TWELVE MEN TO WALK ON THE MOON

The three-man circumlunar Apollo program set as a national goal by President John F. Kennedy in May 1961 originally encompassed twenty missions. Apollos 1–6 were test flights of the Saturn 1 and Saturn 5 boosters from May 1964 to April 1968. Apollos 7–10 were increasingly ambitious manned flights between October 1968 and May 1969: Apollo 11 fulfilled Kennedy’s fiat after expenditure of $24 billion. Because Apollo 13 was aborted in April 1970 when a malfunctioning fuel cell exploded, and Apollos 18–20 were canceled because of budgetary restraints, only a dozen Americans—including a single civilian—have trodden the lunar surface.

NEIL ARMSTRONG (US NAVY); EDWIN ALDRIN (US AIR FORCE)
Apollo 11’s lunar module Eagle landed in the Sea of Tranquillity on July 21, 1969, 4 miles (6.5 km) from its target point. Armstrong was first on the moon because the module’s forward hatch hinged on the right. The plaque attached to their 5-foot-high American flag reads: “Here men from the planet Earth first set foot upon the Moon, July 1969 AD. We came in peace for all mankind.”

CHARLES CONRAD (US NAVY); ALAN BEAN (US NAVY)

Apollo 12’s lunar module Intrepid landed in the Ocean of Storms on November 18, 1969, only 600 feet from the unmanned Surveyor 3, which soft-landed thirty-one months earlier.
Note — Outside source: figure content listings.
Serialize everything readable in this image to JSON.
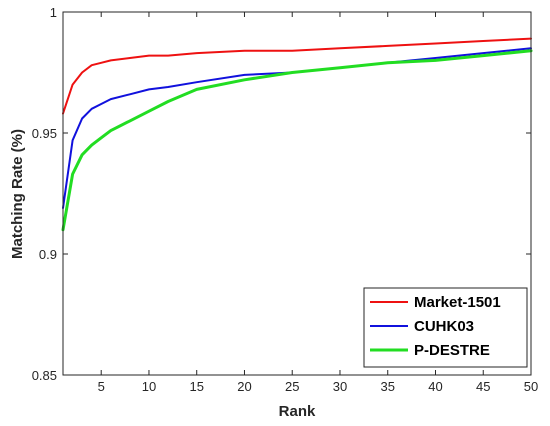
{
  "chart_data": {
    "type": "line",
    "xlabel": "Rank",
    "ylabel": "Matching Rate (%)",
    "xlim": [
      1,
      50
    ],
    "ylim": [
      0.85,
      1.0
    ],
    "xticks": [
      5,
      10,
      15,
      20,
      25,
      30,
      35,
      40,
      45,
      50
    ],
    "yticks": [
      0.85,
      0.9,
      0.95,
      1.0
    ],
    "xtick_labels": [
      "5",
      "10",
      "15",
      "20",
      "25",
      "30",
      "35",
      "40",
      "45",
      "50"
    ],
    "ytick_labels": [
      "0.85",
      "0.9",
      "0.95",
      "1"
    ],
    "grid": false,
    "legend_position": "bottom-right",
    "x": [
      1,
      2,
      3,
      4,
      5,
      6,
      8,
      10,
      12,
      15,
      20,
      25,
      30,
      35,
      40,
      45,
      50
    ],
    "series": [
      {
        "name": "Market-1501",
        "color": "#ee1111",
        "values": [
          0.958,
          0.97,
          0.975,
          0.978,
          0.979,
          0.98,
          0.981,
          0.982,
          0.982,
          0.983,
          0.984,
          0.984,
          0.985,
          0.986,
          0.987,
          0.988,
          0.989
        ]
      },
      {
        "name": "CUHK03",
        "color": "#1111dd",
        "values": [
          0.919,
          0.947,
          0.956,
          0.96,
          0.962,
          0.964,
          0.966,
          0.968,
          0.969,
          0.971,
          0.974,
          0.975,
          0.977,
          0.979,
          0.981,
          0.983,
          0.985
        ]
      },
      {
        "name": "P-DESTRE",
        "color": "#22dd22",
        "values": [
          0.91,
          0.933,
          0.941,
          0.945,
          0.948,
          0.951,
          0.955,
          0.959,
          0.963,
          0.968,
          0.972,
          0.975,
          0.977,
          0.979,
          0.98,
          0.982,
          0.984
        ]
      }
    ]
  }
}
Conrad and Bean spent 31.5 hours on the moon, including 7.5 in two moon walks, collecting 75 pounds of samples.

ALAN SHEPARD (US NAVY); EDGAR MITCHELL (US NAVY)

Apollo 14’s lunar module Antares landed at Fra Mauro in the Sea of Rains on February 5, 1971. Forty-seven-year-old Shepard, the first American in space almost a decade earlier, also became the first man to play golf on the moon, using two balls he had smuggled aboard and a pole from a solar wind experiment.

DAVID SCOTT (US AIR FORCE); James Irwin (US Air Force)

Apollo 15’s lunar module Falcon landed at Hadley Rille on July 30, 1971, carrying the first motor vehicle on the moon, the Boeing-designed Lunar Rover. Its TV camera filmed their departure for the first time.

JOHN YOUNG (US NAVY); CHARLES DUKE (US AIR FORCE)

Apollo 16’s lunar module Orion landed at Descartes on April 21, 1972, avoiding a 25-feet-deep crater by only 10 feet. Young, who had earlier orbited the moon on Apollo 10, became the only man to do so twice.

EUGENE CERNAN (US NAVY); HARRISON SCHMITT (CIVILIAN GEOLOGIST)

Apollo 17’s lunar module Challenger landed at Taurus-Littrow on December 11, 1972. This was the longest Apollo flight (301 hours 52 minutes), spent the most time on the lunar surface (22 hours 6 minutes), and involved the biggest retrieval (249 pounds of samples).